Le niveau d'instruction des parents et le revenu familial semblent constituer les deux principaux facteurs déterminants, mais d'autres facteurs influent sur la participation aux études postsecondaires. C'est le cas, notamment, de la réussite scolaire au niveau secondaire. Les recherches antérieures montraient que les notes en mathématiques obtenues au niveau secondaire revêtent une importance capitale, mais les résultats de recherche résumés dans le présent document montrent que les notes obtenues au niveau secondaire dans leur ensemble sont encore plus importantes. Les données canadiennes relatives au Programme international pour le suivi des acquis des élèves (PISA) montrent que la note obtenue par un étudiant de 15 ans en lecture constitue également un facteur important pour prédire la fréquentation de l'université2. Les notes obtenues au chapitre de l'« engagement au secondaire » et des « connaissances de ses propres capacités » sur le plan scolaire, ainsi que les caractéristiques et attitudes personnelles sont également importantes. Le niveau d'instruction des parents a moins d'importance lorsque ces autres facteurs sont pris en considération, ce qui nous amène à conclure que l'influence globale du niveau d'instruction des parents est exercée, du moins en partie, lorsque les parents prônent, par exemple, un meilleur rendement scolaire, des méthodes de travail plus appropriées et une attitude plus positive envers l'école. Ces facteurs, que les chercheurs appellent des facteurs « culturels », peuvent en réalité l'emporter sur les considérations financières pour ce qui est du niveau de préparation d'un étudiant et de sa décision de poursuivre ou non des études postsecondaires.
L'écart entre les garçons et les filles pour ce qui est de la participation aux études postsecondaires (surtout au niveau universitaire) présente énormément d'intérêt puisque le taux de participation est beaucoup plus élevé chez les filles que chez les garçons. Les facteurs associés au rendement scolaire, y compris les notes au niveau secondaire et les notes obtenues dans le cadre du PISA, ainsi que les méthodes de travail plus appropriées adoptées par les jeunes filles, constituent les principaux facteurs expliquant cet écart. Cependant, comme indiqué par les auteurs, il y a lieu de se demander pourquoi les jeunes filles adoptent des méthodes de travail plus appropriées que les garçons.
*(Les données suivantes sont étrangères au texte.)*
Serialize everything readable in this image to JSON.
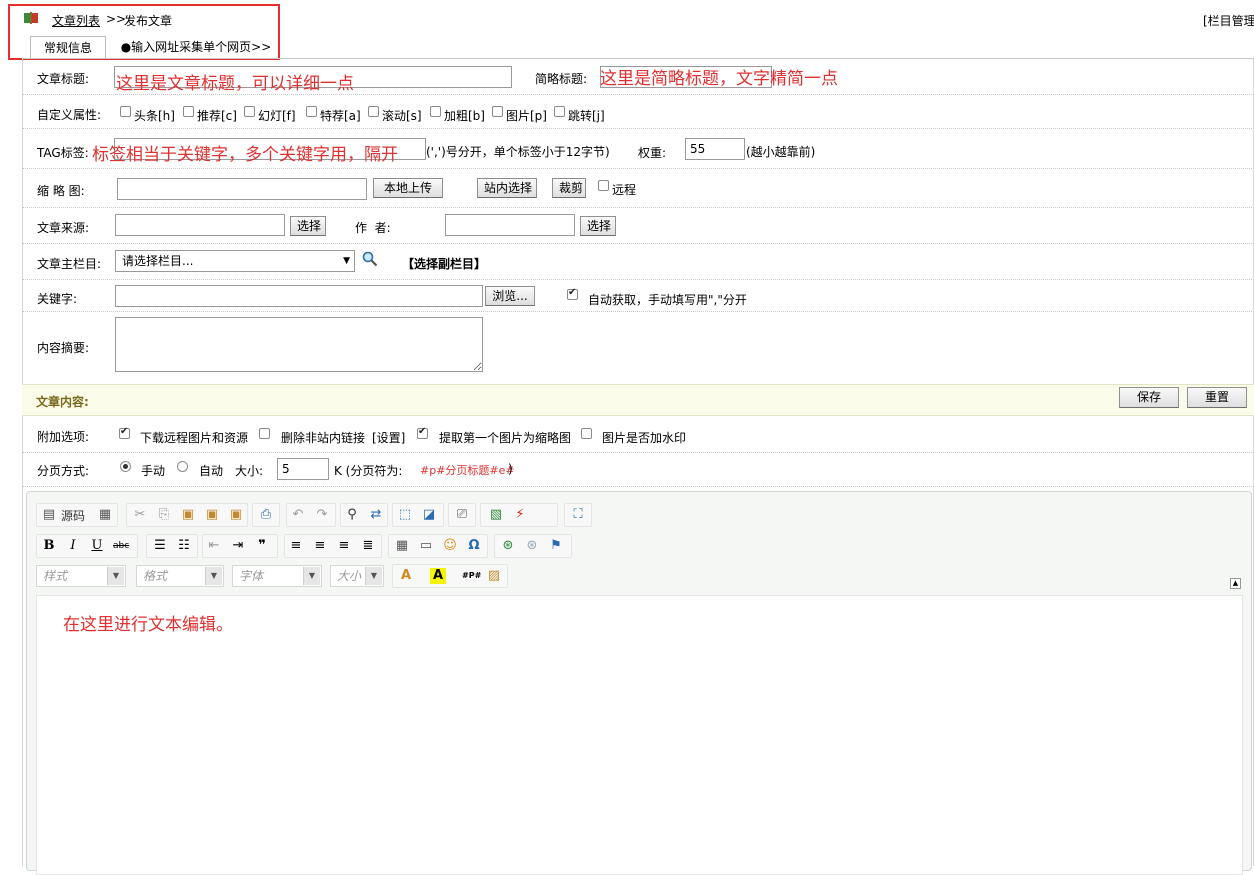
{
  "breadcrumb": {
    "link": "文章列表",
    "sep": ">>",
    "current": "发布文章"
  },
  "top_right": "[栏目管理",
  "tabs": [
    {
      "label": "常规信息"
    },
    {
      "label": "●输入网址采集单个网页>>"
    }
  ],
  "form": {
    "title_label": "文章标题:",
    "short_title_label": "简略标题:",
    "attr_label": "自定义属性:",
    "attrs": [
      "头条[h]",
      "推荐[c]",
      "幻灯[f]",
      "特荐[a]",
      "滚动[s]",
      "加粗[b]",
      "图片[p]",
      "跳转[j]"
    ],
    "tag_label": "TAG标签:",
    "tag_hint": "(',')号分开，单个标签小于12字节)",
    "weight_label": "权重:",
    "weight_value": "55",
    "weight_hint": "(越小越靠前)",
    "thumb_label": "缩 略 图:",
    "btn_upload": "本地上传",
    "btn_site_select": "站内选择",
    "btn_crop": "裁剪",
    "remote_label": "远程",
    "source_label": "文章来源:",
    "btn_select": "选择",
    "author_label": "作  者:",
    "btn_select2": "选择",
    "column_label": "文章主栏目:",
    "column_value": "请选择栏目...",
    "sub_column": "【选择副栏目】",
    "keywords_label": "关键字:",
    "btn_browse": "浏览...",
    "auto_get": "自动获取，手动填写用\",\"分开",
    "summary_label": "内容摘要:"
  },
  "annotations": {
    "title": "这里是文章标题，可以详细一点",
    "short_title": "这里是简略标题，文字精简一点",
    "tag": "标签相当于关键字，多个关键字用，隔开",
    "editor": "在这里进行文本编辑。"
  },
  "content": {
    "header": "文章内容:",
    "btn_save": "保存",
    "btn_reset": "重置",
    "extra_label": "附加选项:",
    "extras": [
      "下载远程图片和资源",
      "删除非站内链接",
      "[设置]",
      "提取第一个图片为缩略图",
      "图片是否加水印"
    ],
    "page_label": "分页方式:",
    "page_manual": "手动",
    "page_auto": "自动",
    "size_label": "大小:",
    "size_value": "5",
    "page_hint_prefix": "K (分页符为:",
    "page_marker": "#p#分页标题#e#",
    "page_hint_suffix": ")"
  },
  "editor": {
    "source_label": "源码",
    "combo_style": "样式",
    "combo_format": "格式",
    "combo_font": "字体",
    "combo_size": "大小"
  }
}
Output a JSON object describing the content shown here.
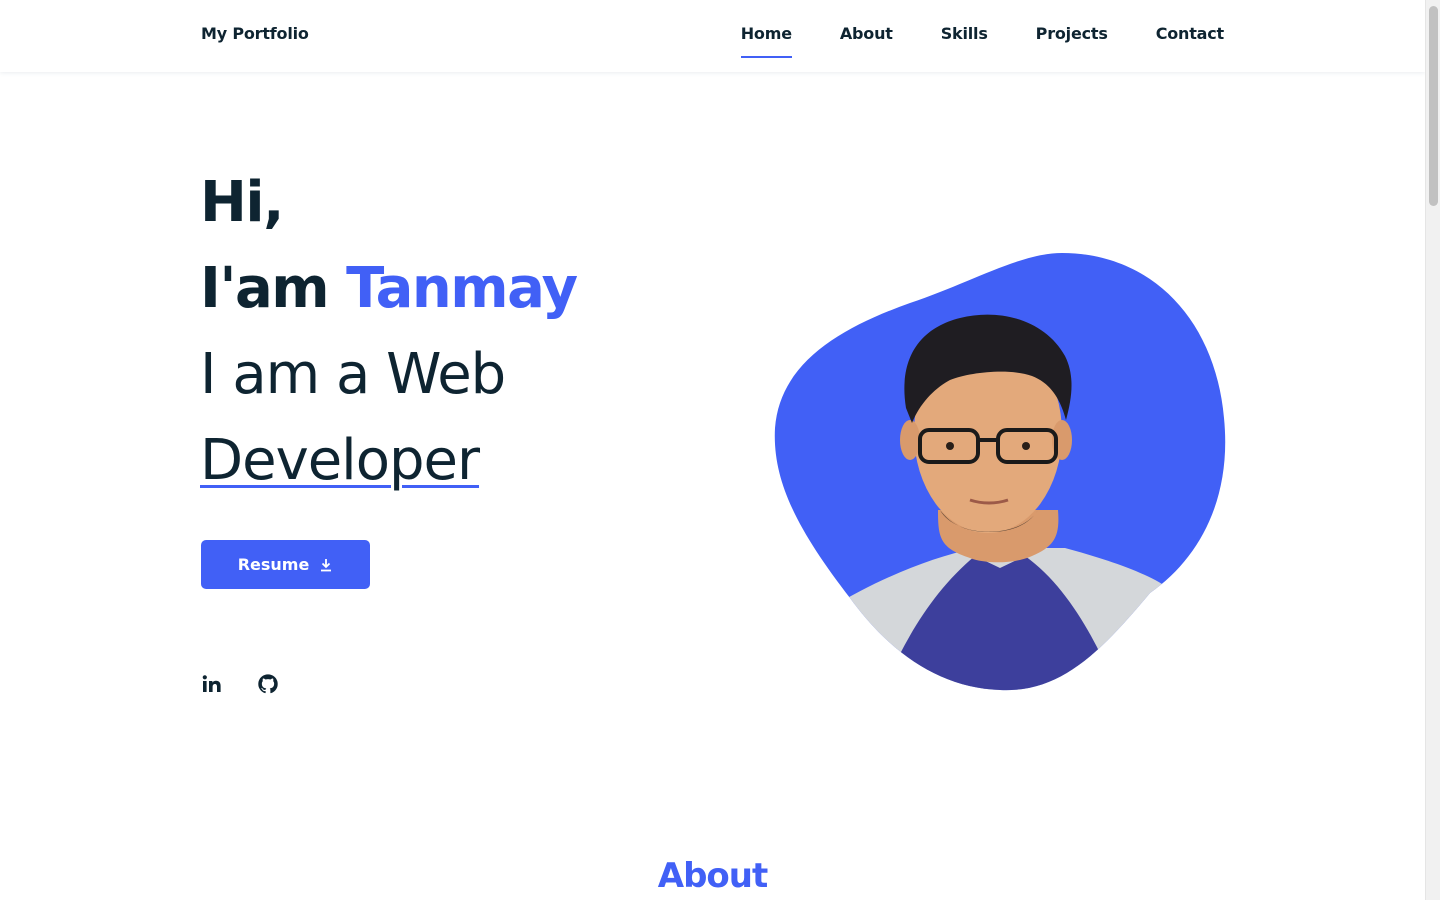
{
  "header": {
    "logo": "My Portfolio",
    "nav": [
      {
        "label": "Home",
        "active": true
      },
      {
        "label": "About",
        "active": false
      },
      {
        "label": "Skills",
        "active": false
      },
      {
        "label": "Projects",
        "active": false
      },
      {
        "label": "Contact",
        "active": false
      }
    ]
  },
  "hero": {
    "greeting": "Hi,",
    "intro_prefix": "I'am ",
    "name": "Tanmay",
    "role_line1": "I am a Web",
    "role_line2": "Developer",
    "resume_label": "Resume",
    "resume_icon": "download-icon",
    "socials": [
      {
        "icon": "linkedin-icon"
      },
      {
        "icon": "github-icon"
      }
    ],
    "image": "profile-photo"
  },
  "about": {
    "title": "About"
  },
  "colors": {
    "accent": "#4160f6",
    "text": "#0e2431",
    "background": "#ffffff"
  }
}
La recherche a également permis de constater un écart entre les garçons et les filles sur le plan des aspirations. Les aspirations influent sur la décision de poursuivre des études au niveau postsecondaire, et ce, quelles que soient les notes obtenues au niveau secondaire et les autres influences (p. ex., le niveau d'instruction des parents). Les écarts entre les garçons et les filles pour ce qui est des aspirations jouent donc un rôle important en ce qui a trait à l'écart sur le plan de la participation aux études postsecondaires. Cet écart sur le plan des aspirations se manifeste dès l'âge de 15 ans et il ne fait qu'augmenter par la suite.
D'autres recherches ont examiné l'influence du travail rémunéré sur les résultats obtenus au niveau secondaire et elles ont permis de constater que quelques heures de travail rémunéré semblent avoir une incidence bénéfique sur le rendement scolaire, alors que les nombreuses heures de travail ont une incidence néfaste. Cependant, la présente recherche a permis de constater que, lorsqu'on tient compte des caractéristiques individuelles, le travail pendant les études de niveau secondaire a une incidence négative, et ce, quelle que soit la quantité d'heures travaillées.
L'accès n'est qu'un facteur. L'autre est la persévérance, c'est à-dire la poursuite des études jusqu'à l'obtention d'un diplôme.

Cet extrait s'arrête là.